REPUBLIKA.CO.ID, YOGYAKARTA -- Pengamat ekonomi dari Universitas Gadjah Mada Yogyakarta, Tony A Prasetiantono menilai pelemahan rupiah yang masih terjadi lebih disebabkan faktor sentimen bukan hanya faktor teknis ekonomi itu sendiri.
"Rupiah undervalue (di bawah level fundamental) bukan pada technical atau fundamental ekonominya, tapi pada sentimen. Jadi rupiah level segitu (Rp13 ribu) sudah tercampur sentimen," kata Tony di Jakarta, Rabu (6/5).
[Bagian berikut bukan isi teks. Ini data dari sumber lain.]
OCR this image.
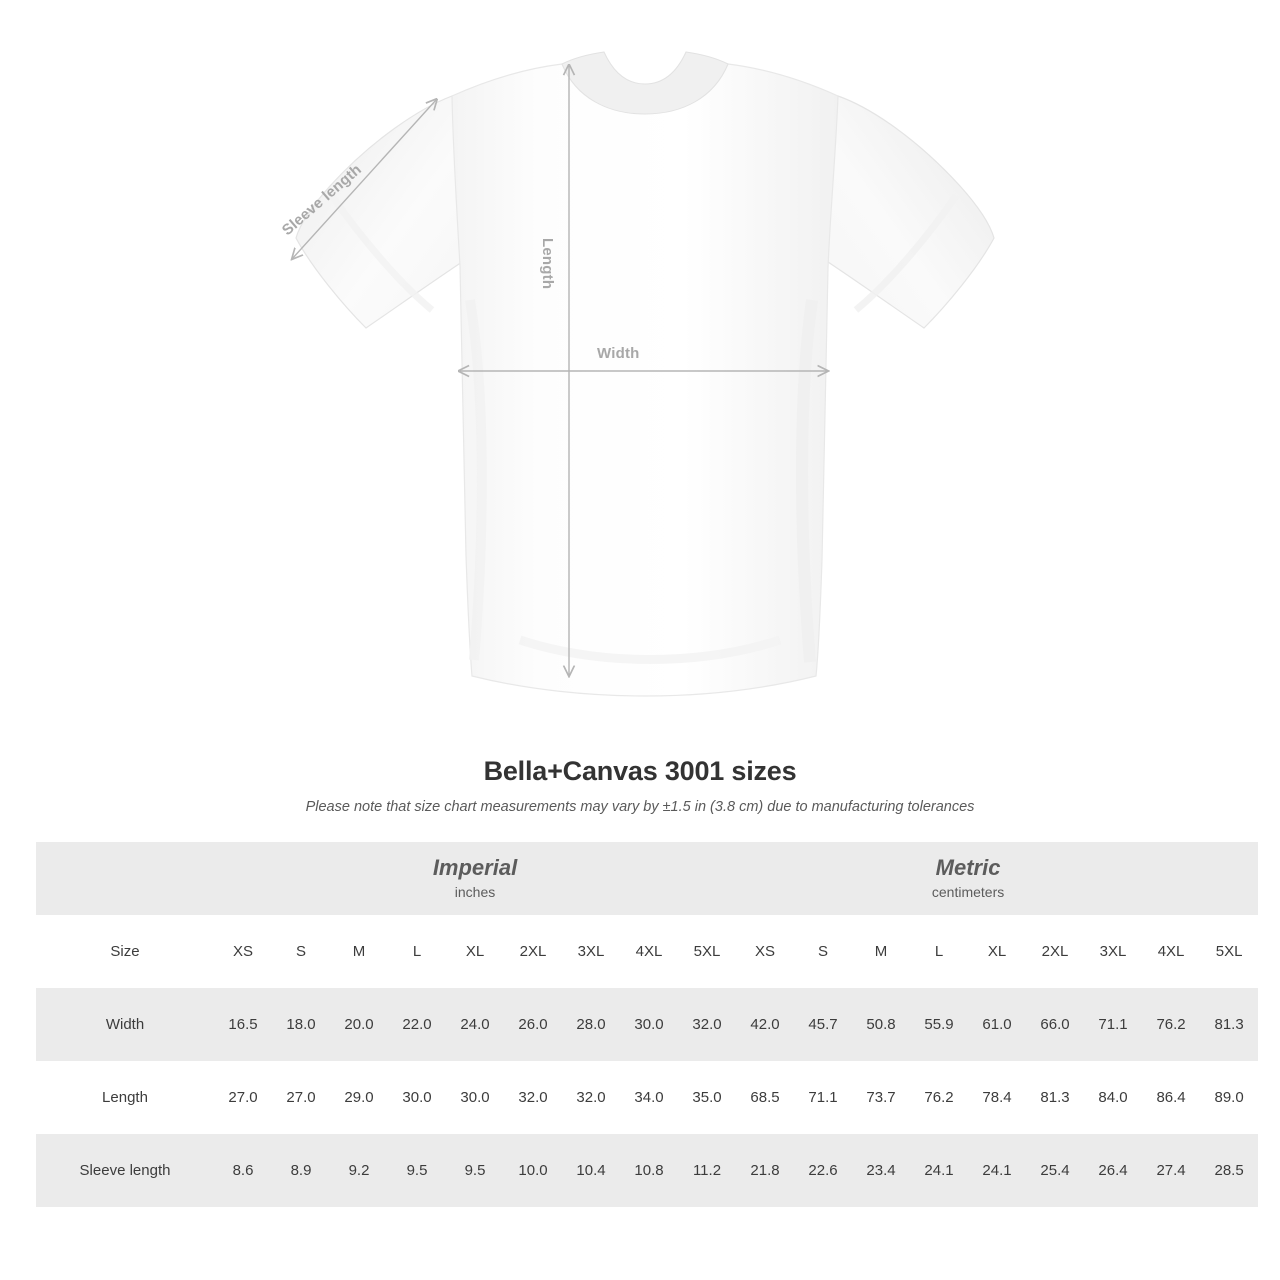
Width
Length
Sleeve length
Bella+Canvas 3001 sizes

Please note that size chart measurements may vary by ±1.5 in (3.8 cm) due to manufacturing tolerances

Imperial
inches

Metric
centimeters

Size	XS	S	M	L	XL	2XL	3XL	4XL	5XL	XS	S	M	L	XL	2XL	3XL	4XL	5XL
Width	16.5	18.0	20.0	22.0	24.0	26.0	28.0	30.0	32.0	42.0	45.7	50.8	55.9	61.0	66.0	71.1	76.2	81.3
Length	27.0	27.0	29.0	30.0	30.0	32.0	32.0	34.0	35.0	68.5	71.1	73.7	76.2	78.4	81.3	84.0	86.4	89.0
Sleeve length	8.6	8.9	9.2	9.5	9.5	10.0	10.4	10.8	11.2	21.8	22.6	23.4	24.1	24.1	25.4	26.4	27.4	28.5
Berdasarkan data kurs referensi JISDOR, nilai tukar rupiah pada Rabu Rp13.040 per dolar AS, melemah dibandingkan hari sebelumnya yang mencapai Rp12.993 per dolar AS. Menurut Tony, nilai tukar rupiah idealnya saat ini yakni di kisaran Rp12.500 per dolar AS, namun level tersebut belum tercapai karena masih ada sentimen di mana terjadi penurunan kepercayaan terhadap pemerintah.
Pemerintahan Jokowi dianggap masih memiliki banyak masalah nonekonomi, masalah kepemimpinan serta masalah kecepatan dalam mengambil keputusan. "Karena persepsi kita dulu kan Jokowi punya banyak keleluasaan, kemampuan untuk handle banyak hal, tapi ternyata juga dirongrong oleh banyak masalah-masalah nonteknis, terutama masalah KPK, itu betul-betul mengganggu," kata Tony.
Tony menilai, KPK merupakan aset besar yang dapat membuat investor atau pelaku pasar yakin bahwa Indonesia berada di jalur yang benar khususnya dalam masalah penegakan hukum sehingga bisnis juga tidak terganggu oleh masalah korupsi.
"Itu kan positif ya, tapi begitu KPK jadi lemah, kita lemah juga dan harapan menjadi menurun. Itu menurut saya mengapa rupiah masih melemah. Harus kita akui ini sudah masuk faktor sentimen, tidak semata-mata faktor fundamental," ujar Tony.